Aschewolke – Kein offizieller Flugbetrieb bis 2 Uhr Nachts

19.Apr.2010 21:16 Uhr, von [mh], Trackback-URL


Die Aschewolke hat Deutschland immernoch im Griff. Die Deutsche Flugsicherung DFS verbietet Starts und Landungen ab Flughafen Hamburg, Berlin, Hannover, Bremen, Leipzig, Erfurt und so weiter. Die Flugzeuge in Deutschland bleiben am Boden. Dennoch gibt es Ausnahmegenehmigungen für Sichtflüge unterhalb von 3.000 Metern.

Die Fluggesellschaften laufen langsam Sturm gegen das verhängte Flugverbot in Deutschland. Bis auf wenige Ausnahmegenehmigungen fallen seit Tagen tausende Flüge aus. Hunderttausend Passagiere hängen weltweit an den Flughäfen fest. Heute morgen wurde noch berichtet, dass das Flugverbot bis 20 Uhr gilt.
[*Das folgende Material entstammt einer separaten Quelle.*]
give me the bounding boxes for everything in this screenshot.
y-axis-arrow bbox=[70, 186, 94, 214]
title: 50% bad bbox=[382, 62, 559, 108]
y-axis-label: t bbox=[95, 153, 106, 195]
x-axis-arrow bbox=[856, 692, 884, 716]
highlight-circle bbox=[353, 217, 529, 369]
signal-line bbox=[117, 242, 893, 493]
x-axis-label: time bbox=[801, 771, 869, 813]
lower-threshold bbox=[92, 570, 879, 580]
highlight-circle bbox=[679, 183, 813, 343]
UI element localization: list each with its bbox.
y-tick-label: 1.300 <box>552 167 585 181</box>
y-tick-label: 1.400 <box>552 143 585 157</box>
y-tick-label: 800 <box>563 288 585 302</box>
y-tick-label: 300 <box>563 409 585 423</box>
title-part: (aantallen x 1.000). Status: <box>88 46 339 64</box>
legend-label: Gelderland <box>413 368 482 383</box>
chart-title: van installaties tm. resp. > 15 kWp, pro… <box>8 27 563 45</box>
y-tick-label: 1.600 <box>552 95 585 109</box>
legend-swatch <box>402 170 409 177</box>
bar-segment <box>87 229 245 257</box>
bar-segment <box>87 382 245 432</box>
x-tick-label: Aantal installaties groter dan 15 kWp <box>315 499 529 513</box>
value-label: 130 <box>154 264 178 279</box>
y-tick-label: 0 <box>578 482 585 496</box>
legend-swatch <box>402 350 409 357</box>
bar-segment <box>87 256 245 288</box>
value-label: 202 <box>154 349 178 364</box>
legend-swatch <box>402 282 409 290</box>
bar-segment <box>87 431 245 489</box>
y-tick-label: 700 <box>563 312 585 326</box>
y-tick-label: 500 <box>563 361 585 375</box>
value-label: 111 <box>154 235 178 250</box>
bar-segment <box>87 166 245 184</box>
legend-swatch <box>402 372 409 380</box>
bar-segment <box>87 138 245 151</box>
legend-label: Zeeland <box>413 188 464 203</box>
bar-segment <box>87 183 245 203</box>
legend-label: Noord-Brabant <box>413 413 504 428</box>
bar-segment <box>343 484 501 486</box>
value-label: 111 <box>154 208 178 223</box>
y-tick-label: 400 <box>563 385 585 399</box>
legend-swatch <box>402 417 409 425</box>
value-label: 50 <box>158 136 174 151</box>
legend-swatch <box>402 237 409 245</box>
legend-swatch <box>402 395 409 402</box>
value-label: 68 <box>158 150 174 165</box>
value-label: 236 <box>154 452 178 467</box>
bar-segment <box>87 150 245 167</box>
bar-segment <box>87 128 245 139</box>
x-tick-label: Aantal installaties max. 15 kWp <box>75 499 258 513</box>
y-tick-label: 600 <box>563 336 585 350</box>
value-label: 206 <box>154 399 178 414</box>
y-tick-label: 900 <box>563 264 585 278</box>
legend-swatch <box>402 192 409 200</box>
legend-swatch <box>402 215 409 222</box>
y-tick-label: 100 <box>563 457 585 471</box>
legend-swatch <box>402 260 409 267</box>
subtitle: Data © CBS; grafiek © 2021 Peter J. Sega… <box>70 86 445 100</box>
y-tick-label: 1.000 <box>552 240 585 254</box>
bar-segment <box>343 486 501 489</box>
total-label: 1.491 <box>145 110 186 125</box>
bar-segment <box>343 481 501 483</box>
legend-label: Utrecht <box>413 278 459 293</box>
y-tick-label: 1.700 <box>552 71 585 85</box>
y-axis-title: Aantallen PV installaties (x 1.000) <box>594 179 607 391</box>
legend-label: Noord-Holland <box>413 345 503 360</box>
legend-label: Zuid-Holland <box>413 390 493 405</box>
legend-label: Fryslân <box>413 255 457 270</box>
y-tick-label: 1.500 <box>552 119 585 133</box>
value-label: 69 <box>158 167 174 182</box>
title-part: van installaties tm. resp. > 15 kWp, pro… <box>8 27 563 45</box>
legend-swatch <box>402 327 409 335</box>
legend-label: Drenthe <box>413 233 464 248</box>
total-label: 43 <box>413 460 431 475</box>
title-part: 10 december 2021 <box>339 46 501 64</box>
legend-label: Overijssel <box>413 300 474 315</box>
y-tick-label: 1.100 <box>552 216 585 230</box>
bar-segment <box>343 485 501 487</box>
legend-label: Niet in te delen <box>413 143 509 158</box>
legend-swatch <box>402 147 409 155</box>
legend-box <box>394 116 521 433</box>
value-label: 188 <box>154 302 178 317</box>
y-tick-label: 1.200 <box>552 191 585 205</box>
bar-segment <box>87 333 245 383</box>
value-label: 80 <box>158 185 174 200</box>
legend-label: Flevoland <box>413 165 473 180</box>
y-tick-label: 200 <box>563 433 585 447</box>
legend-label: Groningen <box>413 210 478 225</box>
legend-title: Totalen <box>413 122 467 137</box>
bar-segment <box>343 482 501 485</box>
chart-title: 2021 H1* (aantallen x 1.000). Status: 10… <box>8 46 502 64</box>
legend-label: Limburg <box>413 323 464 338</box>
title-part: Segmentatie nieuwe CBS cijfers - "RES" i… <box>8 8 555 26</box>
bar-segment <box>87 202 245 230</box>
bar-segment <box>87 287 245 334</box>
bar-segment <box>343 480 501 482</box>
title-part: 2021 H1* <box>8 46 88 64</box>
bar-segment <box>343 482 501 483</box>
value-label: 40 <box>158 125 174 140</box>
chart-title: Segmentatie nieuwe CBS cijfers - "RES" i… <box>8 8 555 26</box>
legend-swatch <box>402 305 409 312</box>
Nun hat die offizielle Flugsicherung Deutschlands das Startverbot bis 2 Uhr heute Nacht verlängert.

Das Thema Aschewolke reist nicht ab und beschäftigt die Medien nun weltweit schon seit Tagen. Es ist ein bis dato einmaliger Vorgang in Europa der die Fluggesellschaften, Airline-Angestellte, Bodenpersonal und die hunderttausend Reisenden verzweifeln lässt.

Einige Fluggesellschaften wie die Deutsche Lufthansa haben bereits begonnen einige ihrer Flugzeuge umzusiedeln und auch Passagiere zurück an ihre Ausgangsflughäfen zu befördern. Die Lufthansa hat nach eigenen Aussagen mit der Verlagerung einiger Flugzeuge vom Typ Boeing 747, Airbus 330 und Airbus A340 aus Amerika, Asien und Afrika begonnen.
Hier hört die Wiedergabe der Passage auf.